Esta situação não agrada os sindicatos que manifestaram seu descontentamento e apelaram ao boicote.

Leia mais: Quem são os rebeldes do Movimento 23 de Março no leste da República Democrática do Congo?

Laptops proibidos no Togo

No Togo, as crianças voltaram às aulas em 16 de setembro. Os sindicalistas, por meio da Coordenação dos Sindicatos de Professores de Togo (CSET), em uma mensagem de 12 de setembro de Abalo-Essé Assih, secretário-geral, lembraram:

(…) nous voudrions évoquer le maintien du dialogue entre le Gouvernement et les fédérations de l’éducation, le renforcement du système éducatif en termes de qualité de l’enseignement, […] bref, les grandes réformes structurelles et fonctionnelles engagées par le Gouvernement pour faire du milieu scolaire togolais, un cadre attractif, favorable à une formation rigoureuse et de qualité pour des résultats crédibles.

(…) queremos mencionar o diálogo permanente entre o governo e as federações de educação, o fortalecimento do sistema educacional em termos de qualidade de ensino. […] em suma, as grandes reformas estruturais e funcionais empreendidas pelo governo para tornar o ambiente escolar togolés um ambiente atrativo, propício para uma formação rigorosa e de qualidade para obter resultados incríveis.

Sobre a proibição de usar telefones portáteis ordenada pelas autoridades, Abalo-Essé Assih disse:

Chers élèves,(…) observez scrupuleusement la discipline (…) par rapport à l’usage du téléphone portable en milieu scolaire et évitez d’être une proie facile pour des personnes mal intentionnées qui utilisent les réseaux sociaux pour vous attirer dans leurs pièges.

Caros alunos, (…) observem a disciplina (…) quanto ao uso de telefones celulares nas escolas e evitem ser presas fáceis de pessoas mal-intencionadas que usam as redes sociais para atraí-los para armadilhas.

As autoridades togolesas já recorreram a essa medida no ano letivo de 2018-2019, mas a proibição teve vida curta.

Diante dos recentes incidentes ocorridos no norte do país em 20 de julho de 2024, após um ataque jihadista que matou mais de dez militares, segundo o jornal Le Monde, permanecem as preocupações com a segurança das escolas.

No início do ano letivo de 2024, a taxa de matrícula do Togo era de 94,6 % no ensino fundamental.

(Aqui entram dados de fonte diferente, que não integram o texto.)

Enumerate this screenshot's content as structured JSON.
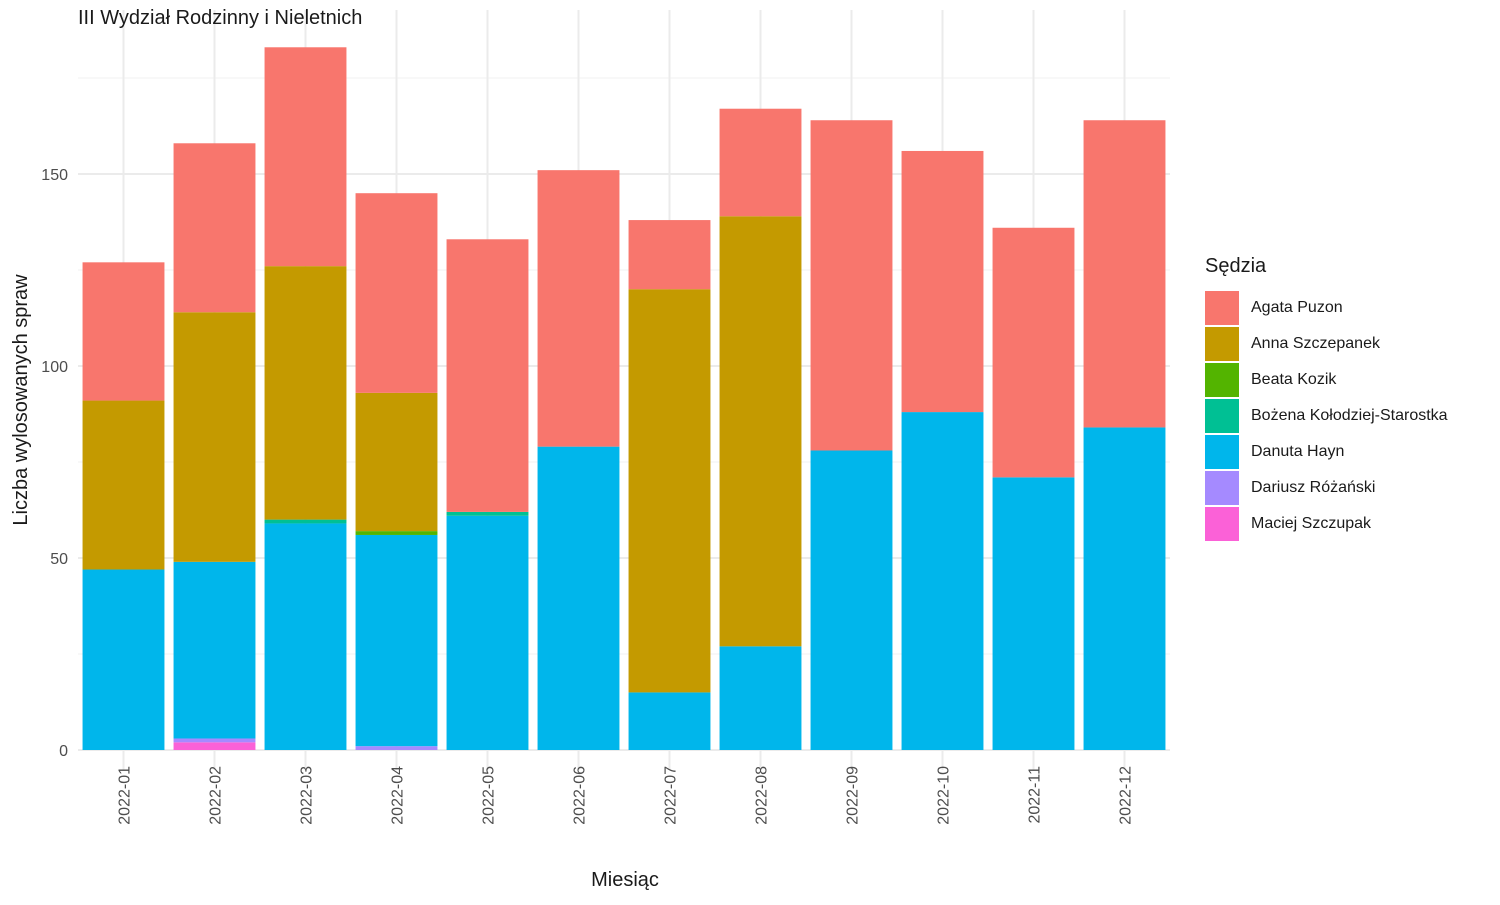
{
  "chart_data": {
    "type": "bar",
    "stacked": true,
    "title": "III Wydział Rodzinny i Nieletnich",
    "xlabel": "Miesiąc",
    "ylabel": "Liczba wylosowanych spraw",
    "ylim": [
      0,
      185
    ],
    "yticks": [
      0,
      50,
      100,
      150
    ],
    "grid": true,
    "legend_title": "Sędzia",
    "legend_position": "right",
    "categories": [
      "2022-01",
      "2022-02",
      "2022-03",
      "2022-04",
      "2022-05",
      "2022-06",
      "2022-07",
      "2022-08",
      "2022-09",
      "2022-10",
      "2022-11",
      "2022-12"
    ],
    "series": [
      {
        "name": "Agata Puzon",
        "color": "#F8766D",
        "values": [
          36,
          44,
          57,
          52,
          71,
          72,
          18,
          28,
          86,
          68,
          65,
          80
        ]
      },
      {
        "name": "Anna Szczepanek",
        "color": "#C49A00",
        "values": [
          44,
          65,
          66,
          36,
          0,
          0,
          105,
          112,
          0,
          0,
          0,
          0
        ]
      },
      {
        "name": "Beata Kozik",
        "color": "#53B400",
        "values": [
          0,
          0,
          0,
          1,
          0,
          0,
          0,
          0,
          0,
          0,
          0,
          0
        ]
      },
      {
        "name": "Bożena Kołodziej-Starostka",
        "color": "#00C094",
        "values": [
          0,
          0,
          1,
          0,
          1,
          0,
          0,
          0,
          0,
          0,
          0,
          0
        ]
      },
      {
        "name": "Danuta Hayn",
        "color": "#00B6EB",
        "values": [
          47,
          46,
          59,
          55,
          61,
          79,
          15,
          27,
          78,
          88,
          71,
          84
        ]
      },
      {
        "name": "Dariusz Różański",
        "color": "#A58AFF",
        "values": [
          0,
          1,
          0,
          1,
          0,
          0,
          0,
          0,
          0,
          0,
          0,
          0
        ]
      },
      {
        "name": "Maciej Szczupak",
        "color": "#FB61D7",
        "values": [
          0,
          2,
          0,
          0,
          0,
          0,
          0,
          0,
          0,
          0,
          0,
          0
        ]
      }
    ]
  }
}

No ensino médio, a taxa era de 76,6% no primeiro ciclo e de 35,2 % no segundo ciclo, de acordo com os números de 2023. Em Camarões, a taxa de matrícula em 2022 foi de 66% para meninas e 73% para meninos no nível primário, e é inferior a 50% no nível secundário. Na República Democrática do Congo, os números mais recentes remontam a 2021, com uma taxa de matrícula no nível primário de 79% para meninas e 86% para meninos. Na escola secundária, a taxa é de 44% para meninas e 70% para meninos.

De acordo com o site da ONU Info: 

Près de 98 millions d’enfants en âge d’être scolarisés ne vont pas à l’école. De plus, 9 enfants scolarisés sur 10 ne peuvent pas lire et comprendre un texte simple à l’âge de 10 ans.

Quase 98 milhões de crianças em idade escolar não vão da escola. Além disso, nove em cada 10 crianças que frequentam a escola não conseguem ler nem entender textos simples até os 10 anos de idade.

Portanto, ir à escola continua sendo um grande desafio para todos na África.